At that time, the fascination with UFOs was in robust health in the United States. The newly unleashed mass culture enthusiastically embraced the first “UFO incident” of the modern era, recorded a couple of decades earlier, on June 24, 1947. Then, a pilot named Kenneth Arnold described a string of nine glowing unidentified objects. They flew over Mount Rainier, south of Seattle, at enormous speed.
Arnold’s description introduced the expression “flying saucer” into popular parlance and sparked a veritable fever, with hundreds of similar sightings reported in the following weeks. The Air Force studied more than 12,000 sightings before cancelling the Project Blue Book program in 1969. Most were attributed to stars, clouds, commercial jets or spy planes, although 701 remained unexplained. Back then — just as today — astrophysicists reminded the public not to forget that even if there’s no plausible justification for a flying object, it doesn’t necessarily make the extraterrestrial hypothesis the most probable.
What happened after Arnold’s experience contains the big problem (and the golden rule) of UFOs: the more you look for them, the more you find. Especially in times like ours, with the skies populated by drones and other gadgets, when everyone is carrying a camera on their smartphone. In a hearing before the U.S. Senate’s Armed Services subcommittee, Sean Kirkpatrick — director of the wonderfully named All-domain Anomaly Resolution Office (AARO) — confirmed this theory in April. Between 2004 and June 2021, 144 UFO incidents were reported. At the beginning of this year, there were already 350. Four months later, that number had risen to 650. By this point in July, it already exceeds 800, of which it is estimated that only between 2% and 5% merit attention.
The February incident of the Chinese balloon crossing the United States before being shot down over the Atlantic had to do with this boom. It left behind — in addition to escalated diplomatic tensions between the two countries — a trail of sightings of suspicious objects. After that occurrence, America’s defense agencies recalibrated their airspace surveillance systems, so they could detect smaller, slow-moving objects that wouldn’t have counted as threats before.

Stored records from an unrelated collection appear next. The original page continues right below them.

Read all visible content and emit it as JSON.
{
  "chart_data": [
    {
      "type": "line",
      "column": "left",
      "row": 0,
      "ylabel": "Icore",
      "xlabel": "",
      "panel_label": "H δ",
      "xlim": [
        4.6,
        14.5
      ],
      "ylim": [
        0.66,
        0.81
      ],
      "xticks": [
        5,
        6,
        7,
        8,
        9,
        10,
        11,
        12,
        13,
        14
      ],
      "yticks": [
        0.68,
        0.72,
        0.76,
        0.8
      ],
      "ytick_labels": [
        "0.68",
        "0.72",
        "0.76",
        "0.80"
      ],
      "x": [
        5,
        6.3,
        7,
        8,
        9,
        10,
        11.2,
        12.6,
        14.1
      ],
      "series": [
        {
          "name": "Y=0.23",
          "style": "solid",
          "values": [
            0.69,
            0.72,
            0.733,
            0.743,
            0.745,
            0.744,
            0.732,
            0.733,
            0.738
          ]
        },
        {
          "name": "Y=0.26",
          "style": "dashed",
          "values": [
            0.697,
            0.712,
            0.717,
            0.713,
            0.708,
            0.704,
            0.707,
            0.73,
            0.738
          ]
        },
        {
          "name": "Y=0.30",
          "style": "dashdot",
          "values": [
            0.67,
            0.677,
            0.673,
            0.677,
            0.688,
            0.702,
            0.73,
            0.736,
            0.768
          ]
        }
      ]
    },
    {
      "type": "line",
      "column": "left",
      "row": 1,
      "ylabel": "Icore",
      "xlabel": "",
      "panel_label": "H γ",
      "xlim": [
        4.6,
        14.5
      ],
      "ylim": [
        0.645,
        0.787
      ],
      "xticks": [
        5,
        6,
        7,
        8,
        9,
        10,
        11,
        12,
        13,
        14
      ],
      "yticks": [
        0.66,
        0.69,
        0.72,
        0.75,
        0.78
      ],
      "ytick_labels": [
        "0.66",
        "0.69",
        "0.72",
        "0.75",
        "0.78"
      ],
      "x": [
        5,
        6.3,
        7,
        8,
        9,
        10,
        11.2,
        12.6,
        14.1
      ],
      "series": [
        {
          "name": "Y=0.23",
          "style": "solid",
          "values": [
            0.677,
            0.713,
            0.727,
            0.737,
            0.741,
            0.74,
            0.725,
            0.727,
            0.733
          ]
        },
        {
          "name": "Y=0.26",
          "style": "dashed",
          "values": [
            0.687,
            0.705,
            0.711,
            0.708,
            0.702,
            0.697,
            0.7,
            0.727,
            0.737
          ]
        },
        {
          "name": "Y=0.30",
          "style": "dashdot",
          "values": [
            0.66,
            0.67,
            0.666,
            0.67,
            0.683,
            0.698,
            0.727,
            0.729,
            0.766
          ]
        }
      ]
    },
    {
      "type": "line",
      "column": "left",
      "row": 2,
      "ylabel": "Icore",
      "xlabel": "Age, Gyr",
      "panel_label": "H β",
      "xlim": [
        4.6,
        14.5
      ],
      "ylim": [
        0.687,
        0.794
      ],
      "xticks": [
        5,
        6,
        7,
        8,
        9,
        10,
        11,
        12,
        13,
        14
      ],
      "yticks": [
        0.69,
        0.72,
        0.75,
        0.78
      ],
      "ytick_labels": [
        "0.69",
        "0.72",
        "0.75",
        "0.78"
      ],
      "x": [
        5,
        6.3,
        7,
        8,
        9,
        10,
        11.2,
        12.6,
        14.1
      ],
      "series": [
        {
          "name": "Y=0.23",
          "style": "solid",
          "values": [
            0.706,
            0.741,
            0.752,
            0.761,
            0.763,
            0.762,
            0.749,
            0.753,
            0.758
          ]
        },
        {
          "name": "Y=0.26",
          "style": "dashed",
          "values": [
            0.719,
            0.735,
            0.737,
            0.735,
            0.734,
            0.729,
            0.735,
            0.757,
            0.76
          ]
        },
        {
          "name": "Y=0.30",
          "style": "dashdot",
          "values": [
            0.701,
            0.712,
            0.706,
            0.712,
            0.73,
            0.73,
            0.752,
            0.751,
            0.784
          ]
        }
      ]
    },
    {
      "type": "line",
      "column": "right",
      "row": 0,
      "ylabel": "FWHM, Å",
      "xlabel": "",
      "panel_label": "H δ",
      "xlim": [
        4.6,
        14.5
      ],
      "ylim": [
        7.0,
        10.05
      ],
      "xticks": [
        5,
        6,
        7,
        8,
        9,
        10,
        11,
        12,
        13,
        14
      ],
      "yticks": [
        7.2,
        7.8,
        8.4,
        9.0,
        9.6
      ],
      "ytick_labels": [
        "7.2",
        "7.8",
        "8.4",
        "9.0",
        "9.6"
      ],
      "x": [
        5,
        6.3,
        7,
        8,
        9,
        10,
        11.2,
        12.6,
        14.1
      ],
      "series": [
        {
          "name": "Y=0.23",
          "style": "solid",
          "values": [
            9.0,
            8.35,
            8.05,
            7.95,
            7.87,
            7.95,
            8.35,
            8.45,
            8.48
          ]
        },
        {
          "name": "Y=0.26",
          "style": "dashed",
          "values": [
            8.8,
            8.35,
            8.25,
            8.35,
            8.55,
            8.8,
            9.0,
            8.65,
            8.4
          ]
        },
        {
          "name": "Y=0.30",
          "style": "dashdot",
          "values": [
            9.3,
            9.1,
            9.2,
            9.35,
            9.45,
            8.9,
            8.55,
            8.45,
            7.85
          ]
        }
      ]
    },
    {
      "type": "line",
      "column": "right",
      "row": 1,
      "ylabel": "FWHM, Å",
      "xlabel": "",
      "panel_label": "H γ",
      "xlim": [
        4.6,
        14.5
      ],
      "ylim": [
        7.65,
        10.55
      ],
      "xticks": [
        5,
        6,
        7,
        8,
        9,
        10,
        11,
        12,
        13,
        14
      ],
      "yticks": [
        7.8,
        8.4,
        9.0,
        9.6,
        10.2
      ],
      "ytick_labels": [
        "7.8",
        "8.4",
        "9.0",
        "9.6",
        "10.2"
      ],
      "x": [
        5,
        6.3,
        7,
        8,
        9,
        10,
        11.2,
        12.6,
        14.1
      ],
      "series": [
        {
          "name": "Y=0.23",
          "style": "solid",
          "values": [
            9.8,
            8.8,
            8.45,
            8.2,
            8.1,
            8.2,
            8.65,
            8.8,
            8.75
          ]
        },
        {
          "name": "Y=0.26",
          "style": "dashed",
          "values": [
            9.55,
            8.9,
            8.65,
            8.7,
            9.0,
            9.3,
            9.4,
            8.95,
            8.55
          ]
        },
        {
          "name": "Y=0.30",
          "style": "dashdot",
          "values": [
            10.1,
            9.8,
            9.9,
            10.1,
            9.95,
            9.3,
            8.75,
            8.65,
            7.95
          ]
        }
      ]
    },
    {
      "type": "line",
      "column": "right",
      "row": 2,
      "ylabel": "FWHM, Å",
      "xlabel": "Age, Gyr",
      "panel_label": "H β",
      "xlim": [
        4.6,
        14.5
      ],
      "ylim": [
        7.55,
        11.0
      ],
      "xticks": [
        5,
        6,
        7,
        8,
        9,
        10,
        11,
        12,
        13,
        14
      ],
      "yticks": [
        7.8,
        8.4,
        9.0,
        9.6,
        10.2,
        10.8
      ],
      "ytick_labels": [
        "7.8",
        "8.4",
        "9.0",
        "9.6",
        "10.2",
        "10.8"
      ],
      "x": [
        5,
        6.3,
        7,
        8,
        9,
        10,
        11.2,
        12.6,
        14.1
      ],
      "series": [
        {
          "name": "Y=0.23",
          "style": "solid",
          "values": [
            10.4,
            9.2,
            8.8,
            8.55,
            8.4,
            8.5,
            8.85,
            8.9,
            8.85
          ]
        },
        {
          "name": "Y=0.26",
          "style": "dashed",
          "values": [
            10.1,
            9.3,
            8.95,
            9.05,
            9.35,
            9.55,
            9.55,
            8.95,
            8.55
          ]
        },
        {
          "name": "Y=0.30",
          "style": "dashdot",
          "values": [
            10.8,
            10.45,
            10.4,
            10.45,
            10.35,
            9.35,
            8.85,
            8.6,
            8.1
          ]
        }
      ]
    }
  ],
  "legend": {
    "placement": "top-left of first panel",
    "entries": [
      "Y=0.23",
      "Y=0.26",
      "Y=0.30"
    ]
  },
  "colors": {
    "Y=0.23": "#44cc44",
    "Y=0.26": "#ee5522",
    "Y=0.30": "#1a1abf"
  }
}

The Chinese balloon was cited repeatedly at Wednesday’s hearing, at which two retired military pilots, Ryan Graves and David Fravor, also testified. Both men recounted two separate encounters with UFOs (seen in videos that the Pentagon released three years ago) in light of the fact that they had been circulating on the internet for a long time. It was those recordings that pushed lawmakers to demand greater transparency from the Pentagon and hold a congressional hearing in May of last year (the first on the subject in half-a-century).
In the Capitol, the legislators don’t seem willing to drop the issue, which has lost much of the stigma that it once carried. Chuck Schumer, the Democratic majority leader in the Senate, has introduced a bill to create a new commission, which will have the authority to declassify documents on UFOs and extraterrestrial affairs. Meanwhile, Bill Nelson — the director of NASA who, in 1986, became the first member of the House to travel into space — confirmed to El PAÍS that he had commissioned a report from “a committee of very distinguished scientists,” given the renewed interest in the matter. He promised that the report would be published in August.